Load balancing and HTTPS strategies
I am faced with the following problem: Servers get saturated since current load balancing strategy is based on client IP. Some corporate clients access our servers from behind large proxies so all clients appear with same IP to our load balancer. I think we are using some hardware load balancing device (can investigate further if necessary). We need to maintain session affinity (site is constructed in ASP), so all requests with same IP get routed to the same node.
Since all the communication goes over the HTTPS, no request data (like session Id) is available to balancer as a client discriminator. Is there a way to use some other data besides the IP to distinguish between clients and route the clients even when coming from same IP to different nodes?
Note: I need to maintain the traffic between the balancer and nodes safe (encrypted).
Solution 1:
The easiest way of doing this if you currently have a load balancer in place is to decrypt the data on the load balancer and look at a cookie.
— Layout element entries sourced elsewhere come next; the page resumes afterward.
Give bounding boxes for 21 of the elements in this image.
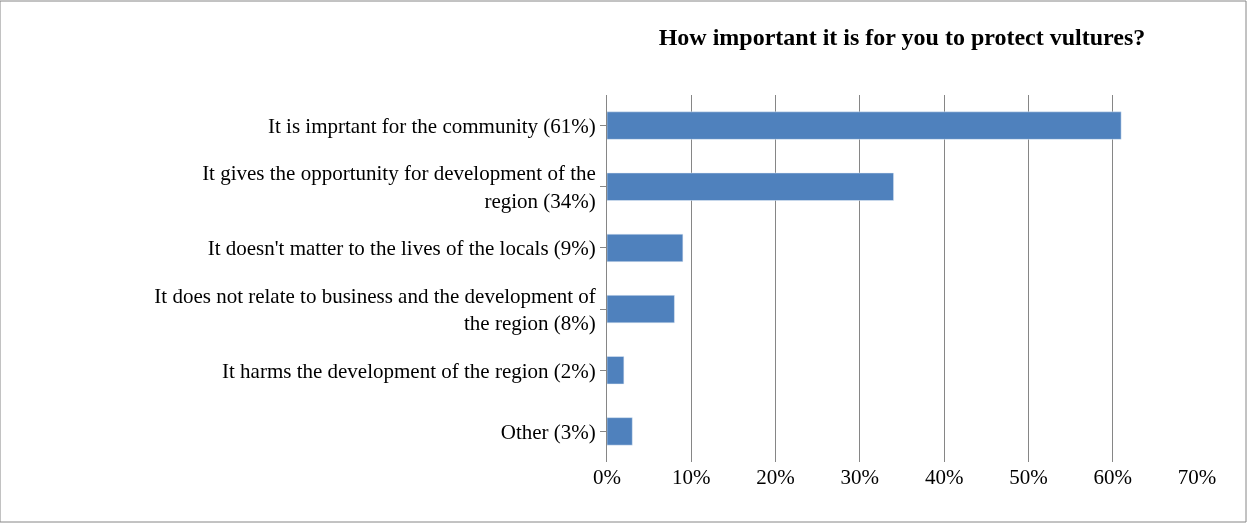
y-tick-label: It does not relate to business and the development of the region (8%) bbox=[154, 283, 596, 336]
y-tick-label: Other (3%) bbox=[500, 419, 596, 444]
bar bbox=[607, 356, 625, 385]
y-tick-label: It harms the development of the region (2%) bbox=[222, 358, 596, 383]
bar bbox=[607, 295, 675, 324]
bar bbox=[607, 111, 1122, 140]
bar bbox=[607, 172, 894, 201]
x-tick-label: 20% bbox=[756, 465, 795, 489]
x-tick-label: 0% bbox=[593, 465, 621, 489]
x-tick-label: 10% bbox=[672, 465, 711, 489]
x-tick-label: 50% bbox=[1009, 465, 1048, 489]
y-tick-label: It is imprtant for the community (61%) bbox=[268, 113, 596, 138]
x-tick-label: 30% bbox=[840, 465, 880, 489]
x-tick-label: 40% bbox=[924, 465, 964, 489]
y-tick-label: It gives the opportunity for development of the region (34%) bbox=[202, 161, 596, 213]
chart-title: How important it is for you to protect vultures? bbox=[658, 24, 1146, 51]
x-tick-label: 60% bbox=[1093, 465, 1132, 489]
x-tick-label: 70% bbox=[1177, 465, 1217, 489]
bar bbox=[607, 417, 633, 446]
bar bbox=[607, 233, 684, 262]
y-tick-label: It doesn't matter to the lives of the locals (9%) bbox=[207, 236, 596, 261]
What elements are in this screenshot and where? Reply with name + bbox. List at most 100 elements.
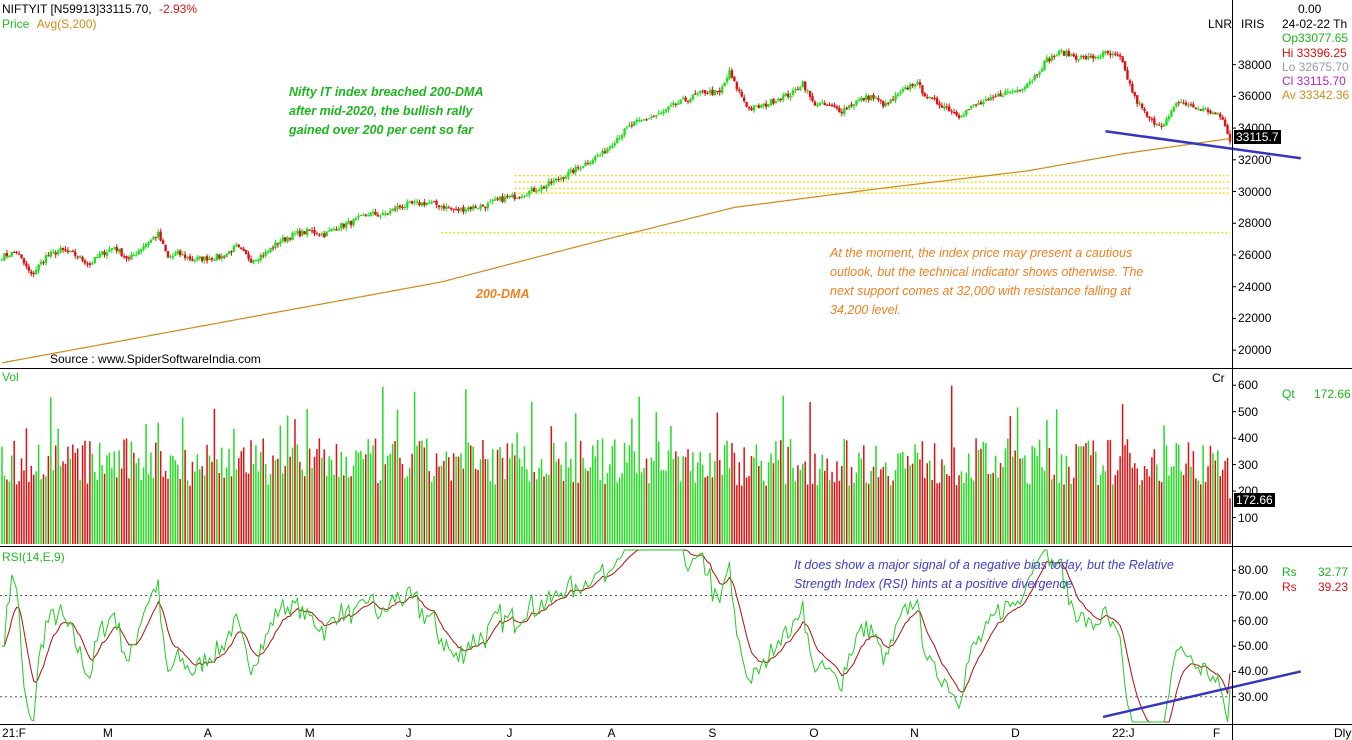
volume-bar xyxy=(299,461,301,544)
volume-bar xyxy=(533,471,535,544)
candle-body xyxy=(830,104,834,107)
candle-body xyxy=(1094,56,1097,58)
volume-bar xyxy=(440,465,443,544)
candle-body xyxy=(1118,55,1122,57)
volume-bar xyxy=(198,469,201,544)
volume-bar xyxy=(521,466,523,544)
volume-bar xyxy=(738,462,741,544)
volume-bar xyxy=(86,483,89,544)
candle-body xyxy=(686,100,690,102)
candle-body xyxy=(747,107,751,109)
volume-bar xyxy=(1080,446,1082,544)
price-axis-tick: 22000 xyxy=(1238,311,1272,326)
candle-body xyxy=(872,94,875,99)
volume-bar xyxy=(1058,482,1060,544)
volume-bar xyxy=(1163,425,1165,544)
candle-body xyxy=(423,202,426,206)
volume-bar xyxy=(853,482,855,544)
candle-body xyxy=(208,258,211,260)
symbol-text: NIFTYIT [N59913]33115.70, xyxy=(2,2,152,16)
volume-bar xyxy=(445,451,448,544)
candle-body xyxy=(633,121,636,126)
candle-body xyxy=(171,255,175,258)
volume-bar xyxy=(916,452,919,544)
volume-bar xyxy=(113,451,116,544)
volume-bar xyxy=(343,475,345,544)
volume-bar xyxy=(928,460,931,544)
volume-bar xyxy=(855,472,858,544)
volume-axis-tick: 500 xyxy=(1238,404,1259,419)
volume-bar xyxy=(828,480,831,544)
volume-bar xyxy=(1134,463,1136,544)
volume-bar xyxy=(631,418,633,544)
candle-body xyxy=(457,208,460,211)
candle-body xyxy=(496,198,499,200)
candle-body xyxy=(838,108,841,113)
candle-body xyxy=(247,253,250,259)
candle-body xyxy=(738,89,741,92)
lnr-label[interactable]: LNR xyxy=(1208,17,1233,31)
candle-body xyxy=(1165,119,1168,126)
volume-bar xyxy=(477,470,479,544)
candle-body xyxy=(1109,53,1112,56)
volume-bar xyxy=(711,477,714,544)
volume-bar xyxy=(635,472,638,544)
volume-bar xyxy=(1053,474,1055,544)
volume-bar xyxy=(772,463,775,544)
candle-body xyxy=(926,96,929,99)
candle-body xyxy=(1011,90,1014,92)
candle-body xyxy=(513,194,516,200)
candle-body xyxy=(401,206,404,209)
volume-bar xyxy=(460,453,462,544)
candle-body xyxy=(760,105,763,108)
candle-body xyxy=(933,97,936,99)
volume-bar xyxy=(377,483,379,544)
volume-bar xyxy=(311,468,313,544)
candle-body xyxy=(635,120,638,123)
volume-bar xyxy=(648,483,650,544)
volume-bar xyxy=(1177,444,1180,544)
candle-body xyxy=(3,253,6,261)
candle-body xyxy=(620,134,624,139)
volume-bar xyxy=(452,453,455,544)
volume-bar xyxy=(792,467,794,544)
candle-body xyxy=(1199,109,1202,111)
candle-body xyxy=(166,251,170,258)
candle-body xyxy=(950,111,953,113)
candle-body xyxy=(637,119,641,121)
volume-bar xyxy=(1124,445,1126,544)
volume-bar xyxy=(894,470,897,544)
volume-bar xyxy=(67,446,69,544)
volume-axis-tick: 400 xyxy=(1238,431,1259,446)
volume-bar xyxy=(670,426,672,544)
candle-body xyxy=(1009,92,1012,94)
candle-body xyxy=(552,180,555,183)
timeframe-label[interactable]: Dly xyxy=(1334,726,1352,740)
volume-bar xyxy=(396,409,399,544)
volume-bar xyxy=(733,452,736,544)
volume-bar xyxy=(675,451,677,544)
volume-bar xyxy=(487,459,489,544)
volume-bar xyxy=(264,463,267,544)
candle-body xyxy=(115,246,118,252)
volume-bar xyxy=(291,447,294,544)
volume-bar xyxy=(1126,439,1129,544)
volume-bar xyxy=(208,455,211,544)
candle-body xyxy=(1106,50,1110,54)
candle-body xyxy=(462,207,465,212)
candle-body xyxy=(398,205,402,208)
volume-bar xyxy=(845,440,848,544)
volume-bar xyxy=(6,479,8,544)
volume-bar xyxy=(1119,456,1121,544)
candle-body xyxy=(733,76,736,82)
volume-bar xyxy=(584,468,587,544)
volume-bar xyxy=(179,478,181,544)
candle-body xyxy=(1170,110,1173,117)
volume-bar xyxy=(15,484,18,544)
iris-label[interactable]: IRIS xyxy=(1241,17,1265,31)
volume-bar xyxy=(601,438,604,544)
candle-body xyxy=(445,206,448,209)
candle-body xyxy=(689,98,692,102)
volume-bar xyxy=(164,470,167,544)
volume-bar xyxy=(1085,443,1087,544)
At that point you can either send the request to the backend server un-ecnrypted or you can re-encrypt it and send it on.
Most setups I know of consider the network connection between the load balancer and the backend server secure and don't bother to re-encrypt the traffic for multiple reasons. One reason is that hardware based load balancers also act as SSL accelerators and this is another reason the HTTPS traffic ends at their door. Another is that it allows the traffic to be inspected for attacks.
Solution 2:
There are three common ways of doing this:
First you can change your load balancer forwarding logic (either keep track of the number of connections to each host & try to distribute load evenly, do a simple round-robin, etc.). Either of the options I mention eliminate the deterministic nature of your current setup (clients from IP X no longer go to server Y), which also eliminates (or reduces) your problem.
Note that you want to implement "sticky sessions" or their equivalent so that once a client is randomly assigned to a back-end server they keep going to the same one as long as their connection is active.
Second you can decrypt the information, read some server identifier from it and then pass it off (either re-encrypting it or passing it in the clear over your back-end network). Note that this isn't really practical at large scale unless your load-balancing hardware is SSL-accelerated (e.g. a Cisco content switch with SSL modules) since the device you're funneling all the traffic through has to do ALL the SSL work.
Per note in the original question, #2 is probably not an option since the traffic needs to be kept encrypted end-to-end (sounds like decrypting on the load balancer would be a policy violation?)
The third method I don't recommend: Setting up split-horizon or round-robin DNS for your target server (either directly pointing to a back-end server or pointing to separate IPs on the load balancer which are statically tied to a back-end, have different balancing pools, etc.) -- This is pretty common in smaller operations as "ghetto load balancing", but in your situation (where you already have a load-balancing equipment) it adds needless complexity compared to the other solutions.
Solution 3:
The only way to do what you want is to terminate SSL on or before your load balancer and then load-balance based on session ID. Open-source solutions for doing both steps in one piece of software would be nginx, haproxy, varnish, any many others.
Some hardware load balancers used to balance based upon SSL session ID, but browsers now re-negotiate SSL sessions, so this no longer works reliably.